- Interactive map of Manyeleti Game Reserve
- Type: Game reserve
- Location: Mpumalanga , South Africa
- Nearest city: Hoedspruit
- Coordinates: 24°37.316′S 31°27.3′E﻿ / ﻿24.621933°S 31.4550°E
- Area: 22,750 hectares (56,200 acres)
- Created: 1967
- Operator: Mpumalanga Provincial Government
- Open: All year
- Website: www.manyeleti.com/index.php

= Manyeleti Game Reserve =

The Manyeleti Game Reserve is situated in the east of the Mpumalanga province of South Africa.
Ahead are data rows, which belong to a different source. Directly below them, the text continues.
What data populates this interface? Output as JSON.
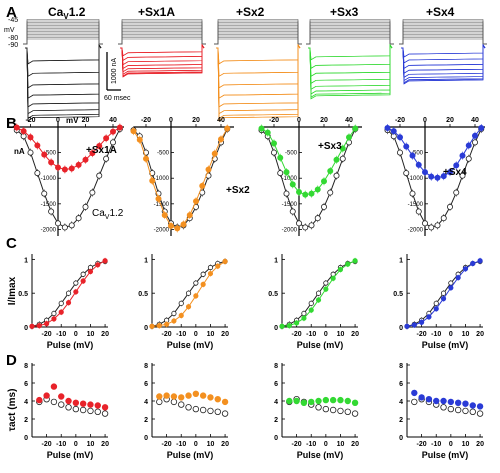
{
  "colors": {
    "control": "#222222",
    "sx1a": "#e8232a",
    "sx2": "#f39020",
    "sx3": "#33d933",
    "sx4": "#2a3bd6",
    "open_fill": "#ffffff"
  },
  "panels": {
    "A": {
      "letter": "A",
      "protocol": {
        "mv_label": "mV",
        "hold_top": "-45",
        "v1": "-80",
        "v2": "-90"
      },
      "trace_titles": {
        "control": "Ca",
        "control_sub": "V",
        "control_suffix": "1.2",
        "sx1a": "+Sx1A",
        "sx2": "+Sx2",
        "sx3": "+Sx3",
        "sx4": "+Sx4"
      },
      "scale": {
        "current": "1000 nA",
        "time": "60 msec"
      }
    },
    "B": {
      "letter": "B",
      "x_unit": "mV",
      "y_unit": "nA",
      "x_ticks": [
        "-20",
        "0",
        "20",
        "40"
      ],
      "y_ticks": [
        "-500",
        "-1000",
        "-1500",
        "-2000"
      ],
      "labels": {
        "sx1a": "+Sx1A",
        "sx2": "+Sx2",
        "sx3": "+Sx3",
        "sx4": "+Sx4",
        "control": "Ca",
        "control_sub": "V",
        "control_suffix": "1.2"
      }
    },
    "C": {
      "letter": "C",
      "y_label": "I/Imax",
      "x_label": "Pulse (mV)",
      "y_ticks": [
        "1",
        "0.5",
        "0"
      ],
      "x_ticks": [
        "-20",
        "-10",
        "0",
        "10",
        "20"
      ]
    },
    "D": {
      "letter": "D",
      "y_label": "τact (ms)",
      "x_label": "Pulse (mV)",
      "y_ticks": [
        "8",
        "6",
        "4",
        "2",
        "0"
      ],
      "x_ticks": [
        "-20",
        "-10",
        "0",
        "10",
        "20"
      ]
    }
  },
  "chart_data": [
    {
      "type": "line",
      "panel": "B",
      "ylim": [
        -2050,
        0
      ],
      "xlim": [
        -30,
        50
      ],
      "x": [
        -30,
        -25,
        -20,
        -15,
        -10,
        -5,
        0,
        5,
        10,
        15,
        20,
        25,
        30,
        35,
        40,
        45
      ],
      "series": [
        {
          "name": "Ca",
          "color_key": "control",
          "open": true,
          "values": [
            -60,
            -180,
            -500,
            -900,
            -1300,
            -1650,
            -1880,
            -1960,
            -1920,
            -1780,
            -1560,
            -1280,
            -950,
            -620,
            -300,
            -40
          ]
        },
        {
          "name": "+Sx1A",
          "color_key": "sx1a",
          "values": [
            -10,
            -80,
            -200,
            -360,
            -540,
            -690,
            -790,
            -830,
            -810,
            -740,
            -640,
            -510,
            -370,
            -220,
            -90,
            -10
          ]
        },
        {
          "name": "+Sx2",
          "color_key": "sx2",
          "values": [
            -80,
            -250,
            -620,
            -1050,
            -1400,
            -1720,
            -1930,
            -1980,
            -1900,
            -1720,
            -1450,
            -1150,
            -830,
            -520,
            -240,
            -30
          ]
        },
        {
          "name": "+Sx3",
          "color_key": "sx3",
          "values": [
            -30,
            -110,
            -320,
            -600,
            -880,
            -1120,
            -1270,
            -1320,
            -1300,
            -1220,
            -1060,
            -860,
            -640,
            -420,
            -200,
            -30
          ]
        },
        {
          "name": "+Sx4",
          "color_key": "sx4",
          "values": [
            -20,
            -80,
            -200,
            -380,
            -560,
            -740,
            -880,
            -970,
            -990,
            -960,
            -880,
            -750,
            -560,
            -360,
            -170,
            -20
          ]
        }
      ]
    },
    {
      "type": "line",
      "panel": "C",
      "ylim": [
        0,
        1.05
      ],
      "xlim": [
        -30,
        22
      ],
      "x": [
        -30,
        -25,
        -20,
        -15,
        -10,
        -5,
        0,
        5,
        10,
        15,
        20
      ],
      "series": [
        {
          "name": "control",
          "color_key": "control",
          "open": true,
          "values": [
            0.01,
            0.04,
            0.1,
            0.2,
            0.35,
            0.5,
            0.65,
            0.78,
            0.88,
            0.94,
            0.97
          ]
        },
        {
          "name": "+Sx1A",
          "color_key": "sx1a",
          "values": [
            0.01,
            0.02,
            0.05,
            0.12,
            0.22,
            0.36,
            0.52,
            0.68,
            0.82,
            0.92,
            0.98
          ]
        },
        {
          "name": "+Sx2",
          "color_key": "sx2",
          "values": [
            0.01,
            0.02,
            0.04,
            0.09,
            0.17,
            0.3,
            0.46,
            0.63,
            0.79,
            0.9,
            0.97
          ]
        },
        {
          "name": "+Sx3",
          "color_key": "sx3",
          "values": [
            0.01,
            0.02,
            0.06,
            0.13,
            0.25,
            0.4,
            0.56,
            0.72,
            0.85,
            0.93,
            0.98
          ]
        },
        {
          "name": "+Sx4",
          "color_key": "sx4",
          "values": [
            0.01,
            0.03,
            0.07,
            0.15,
            0.27,
            0.42,
            0.58,
            0.73,
            0.86,
            0.94,
            0.98
          ]
        }
      ]
    },
    {
      "type": "scatter",
      "panel": "D",
      "ylim": [
        0,
        8
      ],
      "xlim": [
        -30,
        22
      ],
      "x": [
        -25,
        -20,
        -15,
        -10,
        -5,
        0,
        5,
        10,
        15,
        20
      ],
      "series": [
        {
          "name": "control",
          "color_key": "control",
          "open": true,
          "values": [
            3.9,
            4.2,
            3.9,
            3.6,
            3.3,
            3.1,
            3.0,
            2.9,
            2.8,
            2.6
          ]
        },
        {
          "name": "+Sx1A",
          "color_key": "sx1a",
          "values": [
            4.1,
            4.6,
            5.6,
            4.5,
            4.0,
            3.8,
            3.7,
            3.6,
            3.5,
            3.3
          ]
        },
        {
          "name": "+Sx2",
          "color_key": "sx2",
          "values": [
            4.5,
            4.6,
            4.5,
            4.4,
            4.6,
            4.8,
            4.6,
            4.4,
            4.2,
            3.9
          ]
        },
        {
          "name": "+Sx3",
          "color_key": "sx3",
          "values": [
            4.0,
            4.0,
            3.8,
            3.9,
            4.0,
            4.1,
            4.1,
            4.1,
            4.0,
            3.8
          ]
        },
        {
          "name": "+Sx4",
          "color_key": "sx4",
          "values": [
            4.9,
            4.4,
            4.2,
            4.0,
            4.0,
            3.9,
            3.8,
            3.7,
            3.5,
            3.4
          ]
        }
      ]
    }
  ]
}
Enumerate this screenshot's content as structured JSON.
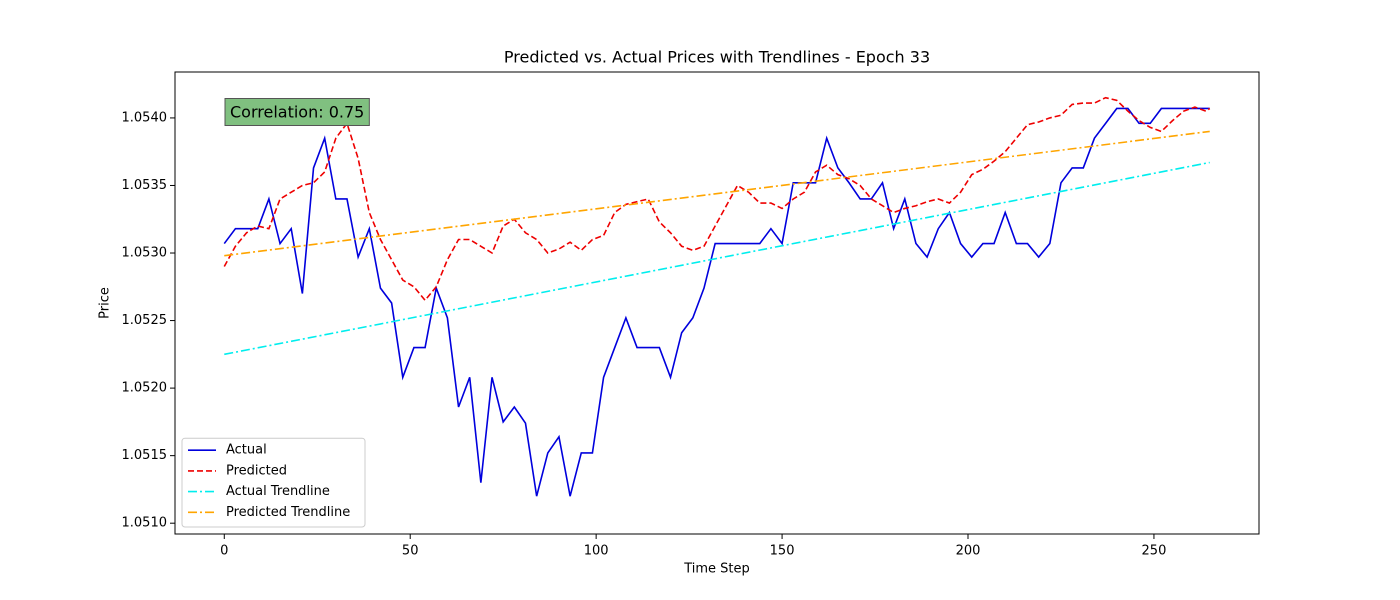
{
  "chart_data": {
    "type": "line",
    "title": "Predicted vs. Actual Prices with Trendlines - Epoch 33",
    "x_label": "Time Step",
    "y_label": "Price",
    "annotation": "Correlation: 0.75",
    "annotation_color": "#80c080",
    "legend_position": "lower left",
    "xlim": [
      -13.25,
      278.25
    ],
    "ylim": [
      1.05092,
      1.05434
    ],
    "xticks": [
      0,
      50,
      100,
      150,
      200,
      250
    ],
    "yticks": [
      {
        "value": 1.051,
        "label": "1.0510"
      },
      {
        "value": 1.0515,
        "label": "1.0515"
      },
      {
        "value": 1.052,
        "label": "1.0520"
      },
      {
        "value": 1.0525,
        "label": "1.0525"
      },
      {
        "value": 1.053,
        "label": "1.0530"
      },
      {
        "value": 1.0535,
        "label": "1.0535"
      },
      {
        "value": 1.054,
        "label": "1.0540"
      }
    ],
    "x": [
      0,
      3,
      6,
      9,
      12,
      15,
      18,
      21,
      24,
      27,
      30,
      33,
      36,
      39,
      42,
      45,
      48,
      51,
      54,
      57,
      60,
      63,
      66,
      69,
      72,
      75,
      78,
      81,
      84,
      87,
      90,
      93,
      96,
      99,
      102,
      105,
      108,
      111,
      114,
      117,
      120,
      123,
      126,
      129,
      132,
      135,
      138,
      141,
      144,
      147,
      150,
      153,
      156,
      159,
      162,
      165,
      168,
      171,
      174,
      177,
      180,
      183,
      186,
      189,
      192,
      195,
      198,
      201,
      204,
      207,
      210,
      213,
      216,
      219,
      222,
      225,
      228,
      231,
      234,
      237,
      240,
      243,
      246,
      249,
      252,
      255,
      258,
      261,
      264,
      265
    ],
    "series": [
      {
        "name": "Actual",
        "color": "#0000dd",
        "linestyle": "solid",
        "values": [
          1.05307,
          1.05318,
          1.05318,
          1.05318,
          1.0534,
          1.05307,
          1.05318,
          1.0527,
          1.05363,
          1.05385,
          1.0534,
          1.0534,
          1.05297,
          1.05318,
          1.05274,
          1.05263,
          1.05208,
          1.0523,
          1.0523,
          1.05274,
          1.05252,
          1.05186,
          1.05208,
          1.0513,
          1.05208,
          1.05175,
          1.05186,
          1.05174,
          1.0512,
          1.05152,
          1.05164,
          1.0512,
          1.05152,
          1.05152,
          1.05208,
          1.0523,
          1.05252,
          1.0523,
          1.0523,
          1.0523,
          1.05208,
          1.05241,
          1.05252,
          1.05274,
          1.05307,
          1.05307,
          1.05307,
          1.05307,
          1.05307,
          1.05318,
          1.05307,
          1.05352,
          1.05352,
          1.05352,
          1.05385,
          1.05363,
          1.05352,
          1.0534,
          1.0534,
          1.05352,
          1.05318,
          1.0534,
          1.05307,
          1.05297,
          1.05318,
          1.0533,
          1.05307,
          1.05297,
          1.05307,
          1.05307,
          1.0533,
          1.05307,
          1.05307,
          1.05297,
          1.05307,
          1.05352,
          1.05363,
          1.05363,
          1.05385,
          1.05396,
          1.05407,
          1.05407,
          1.05396,
          1.05396,
          1.05407,
          1.05407,
          1.05407,
          1.05407,
          1.05407,
          1.05407
        ]
      },
      {
        "name": "Predicted",
        "color": "#ee0000",
        "linestyle": "dashed",
        "values": [
          1.0529,
          1.05305,
          1.05315,
          1.0532,
          1.05318,
          1.0534,
          1.05345,
          1.0535,
          1.05352,
          1.0536,
          1.05385,
          1.05396,
          1.0537,
          1.0533,
          1.0531,
          1.05295,
          1.0528,
          1.05275,
          1.05265,
          1.05275,
          1.05295,
          1.0531,
          1.0531,
          1.05305,
          1.053,
          1.0532,
          1.05325,
          1.05315,
          1.0531,
          1.053,
          1.05303,
          1.05308,
          1.05302,
          1.0531,
          1.05313,
          1.0533,
          1.05336,
          1.05338,
          1.0534,
          1.05323,
          1.05315,
          1.05305,
          1.05302,
          1.05305,
          1.0532,
          1.05335,
          1.0535,
          1.05345,
          1.05337,
          1.05337,
          1.05333,
          1.0534,
          1.05345,
          1.0536,
          1.05365,
          1.05358,
          1.05355,
          1.0535,
          1.0534,
          1.05335,
          1.0533,
          1.05333,
          1.05335,
          1.05338,
          1.0534,
          1.05337,
          1.05345,
          1.05358,
          1.05362,
          1.05368,
          1.05375,
          1.05385,
          1.05395,
          1.05397,
          1.054,
          1.05402,
          1.0541,
          1.05411,
          1.05411,
          1.05415,
          1.05413,
          1.05405,
          1.05398,
          1.05393,
          1.0539,
          1.05398,
          1.05405,
          1.05408,
          1.05405,
          1.05407
        ]
      },
      {
        "name": "Actual Trendline",
        "color": "#00eeee",
        "linestyle": "dashdot",
        "x": [
          0,
          265
        ],
        "values": [
          1.05225,
          1.05367
        ]
      },
      {
        "name": "Predicted Trendline",
        "color": "#ffa500",
        "linestyle": "dashdot",
        "x": [
          0,
          265
        ],
        "values": [
          1.05298,
          1.0539
        ]
      }
    ]
  }
}
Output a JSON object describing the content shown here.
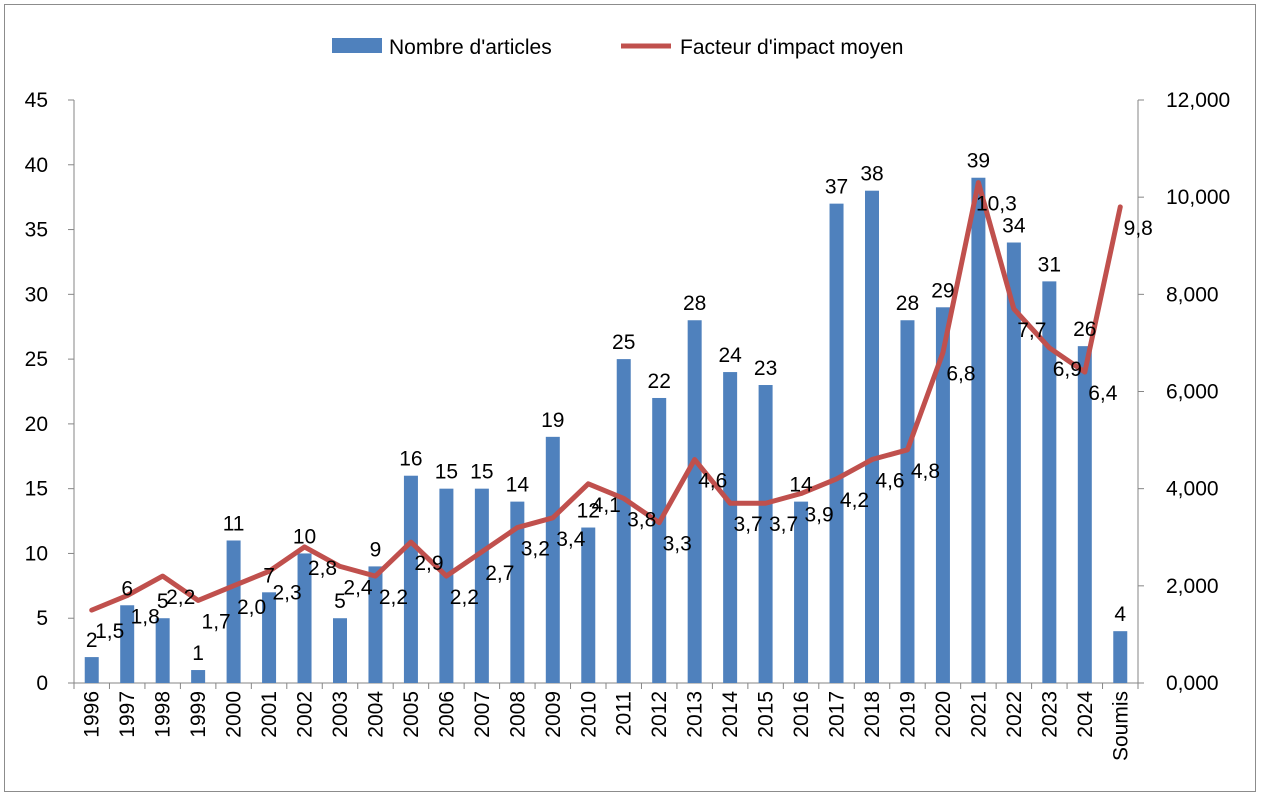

The game reserve is managed by the Mpumalanga Provincial Government and is over 22,750 ha in area.

== Location ==
Manyeleti lies directly adjacent to the Kruger National Park (without fences), with the Sabi Sand Game Reserve to its south and the Timbavati Game Reserve to its northwest. In Xitsonga, 'Manyeleti' means "Place of Stars". During the night, the skyline of Manyeleti is dominated by billions of bright stars, hence the name.

== Political history ==
During the Apartheid years, the central government designated Manyeleti as a game reserve for exclusive use by the Bantu's of the country, hoping that this arrangement would satisfy black South Africans' aspirations to a Game Reserve of their own. Five hunting ranches were purchased by the Department of Bantu Affairs and opened in 1967.

The Tsonga people, who occupied the land before colonization, were given visiting rights to this area. Currently the Tsonga tribe under the leadership of the Mnisi and Mathebula tribes are in a process of reclaiming the land from which they were forcibly removed.